MADAGASCAR ESCAPE 2 AFRICA TRAILER

"Madagascar," the 2005 animated film that brought us pampered zoo critters Alex the lion, Marty the zebra, Melman the paranoid hypochondriac giraffe and Gloria the hippo (and the penguins, don't forget those crafty penguins) pulled in about half a billion dollars at the box office. The sequel, "Madagascar: Escape 2 Africa," is a better film, though -- less manic, more easygoing. The first movie referenced so many other movies so indiscriminately, from "Chariots of Fire" to "Planet of the Apes" to "American Beauty," watching it was like being caught on a bus with a bunch of screenwriters on the way to a wisenheimer convention.
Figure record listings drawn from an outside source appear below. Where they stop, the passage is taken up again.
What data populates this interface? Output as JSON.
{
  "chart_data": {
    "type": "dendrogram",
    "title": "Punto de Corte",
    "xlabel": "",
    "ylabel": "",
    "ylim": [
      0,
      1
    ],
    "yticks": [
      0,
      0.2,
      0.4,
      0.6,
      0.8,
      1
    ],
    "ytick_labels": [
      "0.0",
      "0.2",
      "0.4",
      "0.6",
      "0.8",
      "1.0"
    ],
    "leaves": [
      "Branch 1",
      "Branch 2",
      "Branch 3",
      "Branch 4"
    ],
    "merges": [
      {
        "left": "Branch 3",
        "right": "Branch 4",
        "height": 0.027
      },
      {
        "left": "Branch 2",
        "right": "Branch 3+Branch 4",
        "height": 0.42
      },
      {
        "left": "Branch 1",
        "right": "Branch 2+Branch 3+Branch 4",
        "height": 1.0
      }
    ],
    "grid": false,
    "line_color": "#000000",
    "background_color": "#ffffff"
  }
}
The new one lays off that stuff, comparatively, and while there are booger jokes and such, you'll likely avoid that "Over the Hedge" headache so many of these critter outings instill. Marooned on Madagascar, Alex (voiced by Ben Stiller), Marty ( Chris Rock), Melman ( David Schwimmer) and Gloria ( Jada Pinkett Smith) yearn for home in the Central Park Zoo, where starry-eyed, egocentric Alex's antics have made him "king of New York." The penguins rig up an old, busted plane, slingshot fashion, and zing the quartet (plus stowaways) not to Manhattan, but to Africa, somewhere near Mt. Kilimanjaro.From there, "Escape 2 Africa" begins a serious poaching session on "Lion King" territory. Alex finds his parents -- the late Bernie Mac provides the voice of daddy Zuba, big mane on campus -- and with obvious allusions to Scar in "The Lion King," Alec Baldwin lends his sterling basso distrusto voice to jealous Makunga, a petty and venal lion indeed, who exploits naive, showbizzy Alex for his own political gain.

When I say "Escape 2 Africa" goes easy on the pop culture jokes, I should clarify: One of the smarter things in the script is how Alex, who digs his Bob Fosse and Jerome Robbins dance moves, becomes the film's primary pop-cult gag. (When he suits up for ceremonial battle, a fight he doesn't realize will involve actual fighting, his war paint includes a dandy pair of tragic/comic masks.) This allows the rest of the movie to spread out and ease up in other ways, exploring other avenues.

And, naturally, most of the elements that made "Madagascar" all those millions are back, including lemur leader King Julien (Sacha Baron Cohen with a wittily un-peggable dialect), and the song -- the song -- "I Like to Move It."
Screenwriter-directors Eric Darnell and Tom McGrath were joined this time by co-writer Etan Cohen. The visual style is typical, ultra-crisp computer animation, bright, sharp, somewhat clinical.